1. Make the computer repeat tasks.
2. Save recent commands in a file for re-use.
3. Use a build tool to automate workflows.

Make incremental changes

When creating a combinatorial search algorithm, the first development task is to get a working brute-force algorithm to work. Start by organizing the data so you can update items one-by-one and detect if you have a solution or not. Once you determine that your algorithm is checking all cases, you can integrate symmetry-aware branching processes such as canonical deletion or orbital branching. Once you determine that your algorithm is checking all cases up to symmetry, you can add your complicated pruning mechanisms.

1. Work in small steps with frequent feedback and course correction.
2. Use a version control system.
3. Put everything that has been created manually in version control.

Don’t repeat yourself (or others)

Whenever you find you need something more than once, you should pull that code out and into a library. Among my research software I have a “Utilities” project that stores all of these methods that I need more than once. In particular, this project contains all ranking and unranking algorithms. Also, once you figure out how to parallelize your algorithms, you will not want to write that code another time. That is how my TreeSearch project came about. It is so helpful to have that available when I want to make a new parallel algorithm!

1. Every piece of data must have a single authoritative representation in the system.
2. Modularize code rather than copying and pasting.
3. Re-use code instead of rewriting it.

Plan for mistakes

I know that I frequently make small mistakes during development, so I constantly check all input to every method to be a valid input. When making a change to a combinatorial object (such as adding an edge to a graph) I make sure that change is not reversing (or repeating) a previous choice. It is also helpful to have a “debug mode” that will print absolutely everything that is happening at every step. Checking these on small cases can be very helpful.

1. Add assertions to programs to check their operation.
2. Use an off-the-shelf unit testing library.
3. Turn bugs into test cases.
4. Use a symbolic debugger.

Optimize software only after it works correctly

Don Knuth famously said “Premature optimization is the root of all evil” and that is even more prevalent in computational combinatorics. At the scale of combinatorial explosion that we consider, a few constants here and there will may have a huge effect on our algorithms. However, it is much much much more important that we are performing correct computations! Once a complete and correct product is finished, then you can start doing optimizations. Shaving off some time here and there using slick programming is probably not as helpful as creating a new symmetry-aware algorithm, or performing custom augmentations, or finding a new pruning mechanism. Algorithmic improvements will almost always win out over code optimizations.

1. Use a profiler to identify bottlenecks.
2. Write code in the highest-level language possible.

Document design and purpose, not mechanics

If you have written code for a human, not the computer, then this part is somewhat obvious. However, these are excellent ideas for working with an existing codebase that requires more information before use by other people.

1. Document interfaces and reasons, not implementations.
2. Refactor code in preference to explaining how it works.
3. Embed the documentation for a piece of software in that software.

Collaborate

My personal research process is to collaborate on the mathematics and high-level algorithmic thinking, but then to hunker down and write code by myself (with a coauthor sometimes creating an independent implementation in order to check correctness). However, I will need to change this once I have a graduate student doing their own development.

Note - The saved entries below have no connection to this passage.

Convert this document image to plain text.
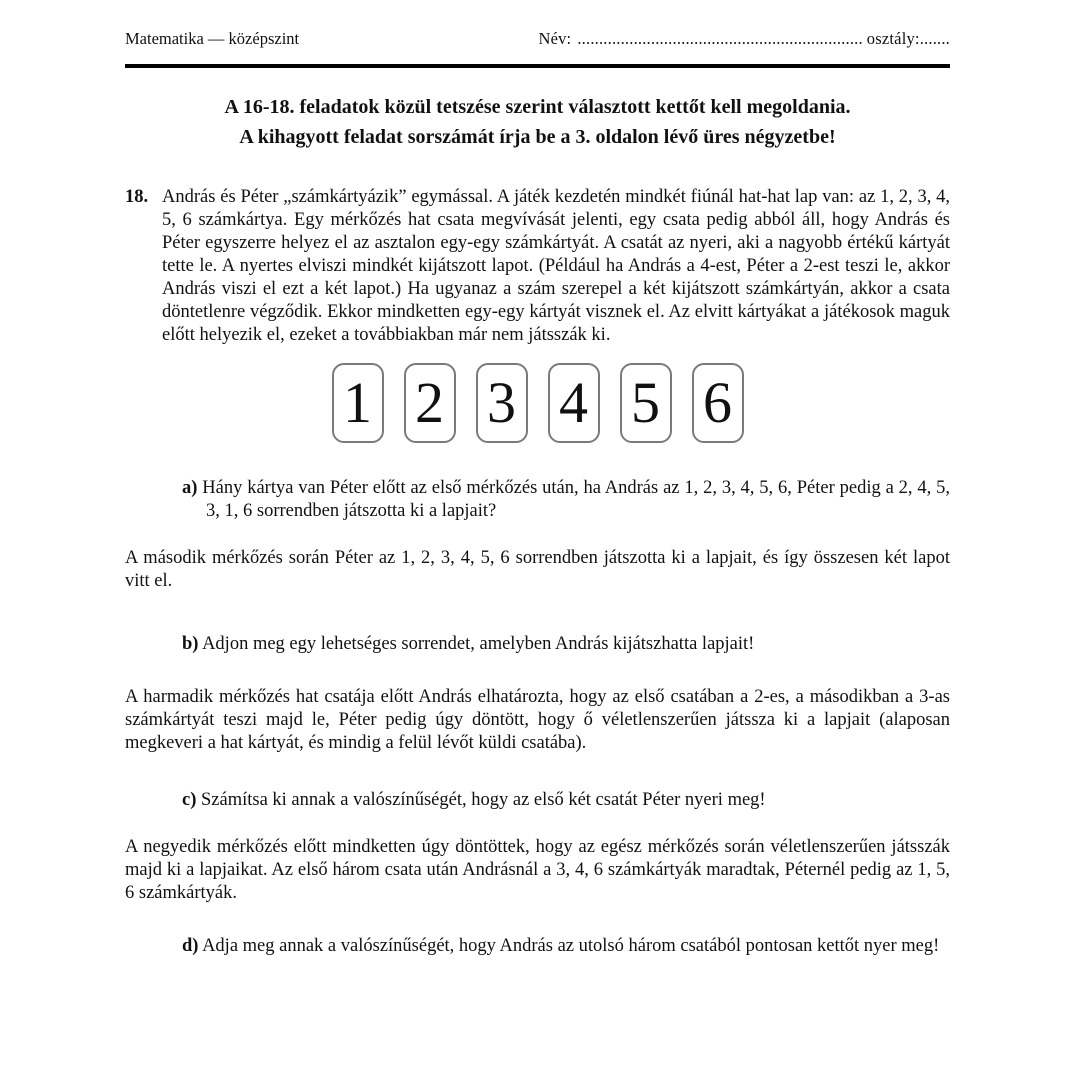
Matematika — középszint	Név: .................................................................. osztály:.......
A 16-18. feladatok közül tetszése szerint választott kettőt kell megoldania.
A kihagyott feladat sorszámát írja be a 3. oldalon lévő üres négyzetbe!
18. András és Péter „számkártyázik” egymással. A játék kezdetén mindkét fiúnál hat-hat lap van: az 1, 2, 3, 4, 5, 6 számkártya. Egy mérkőzés hat csata megvívását jelenti, egy csata pedig abból áll, hogy András és Péter egyszerre helyez el az asztalon egy-egy számkártyát. A csatát az nyeri, aki a nagyobb értékű kártyát tette le. A nyertes elviszi mindkét kijátszott lapot. (Például ha András a 4-est, Péter a 2-est teszi le, akkor András viszi el ezt a két lapot.) Ha ugyanaz a szám szerepel a két kijátszott számkártyán, akkor a csata döntetlenre végződik. Ekkor mindketten egy-egy kártyát visznek el. Az elvitt kártyákat a játékosok maguk előtt helyezik el, ezeket a továbbiakban már nem játsszák ki.
1 2 3 4 5 6
a) Hány kártya van Péter előtt az első mérkőzés után, ha András az 1, 2, 3, 4, 5, 6, Péter pedig a 2, 4, 5, 3, 1, 6 sorrendben játszotta ki a lapjait?
A második mérkőzés során Péter az 1, 2, 3, 4, 5, 6 sorrendben játszotta ki a lapjait, és így összesen két lapot vitt el.
b) Adjon meg egy lehetséges sorrendet, amelyben András kijátszhatta lapjait!
A harmadik mérkőzés hat csatája előtt András elhatározta, hogy az első csatában a 2-es, a másodikban a 3-as számkártyát teszi majd le, Péter pedig úgy döntött, hogy ő véletlenszerűen játssza ki a lapjait (alaposan megkeveri a hat kártyát, és mindig a felül lévőt küldi csatába).
c) Számítsa ki annak a valószínűségét, hogy az első két csatát Péter nyeri meg!
A negyedik mérkőzés előtt mindketten úgy döntöttek, hogy az egész mérkőzés során véletlenszerűen játsszák majd ki a lapjaikat. Az első három csata után Andrásnál a 3, 4, 6 számkártyák maradtak, Péternél pedig az 1, 5, 6 számkártyák.
d) Adja meg annak a valószínűségét, hogy András az utolsó három csatából pontosan kettőt nyer meg!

1. Use pre-merge code reviews.
2. Use pair programming when bringing someone new up to speed and when tackling particularly tricky problems.
3. Use an issue tracking tool.

What else?

What do you do in your development process to help with these types of issues? Do you have any specific tools that you use? How about the very special situation of collaborating with graduate students on software and research papers? How do you keep everything straight?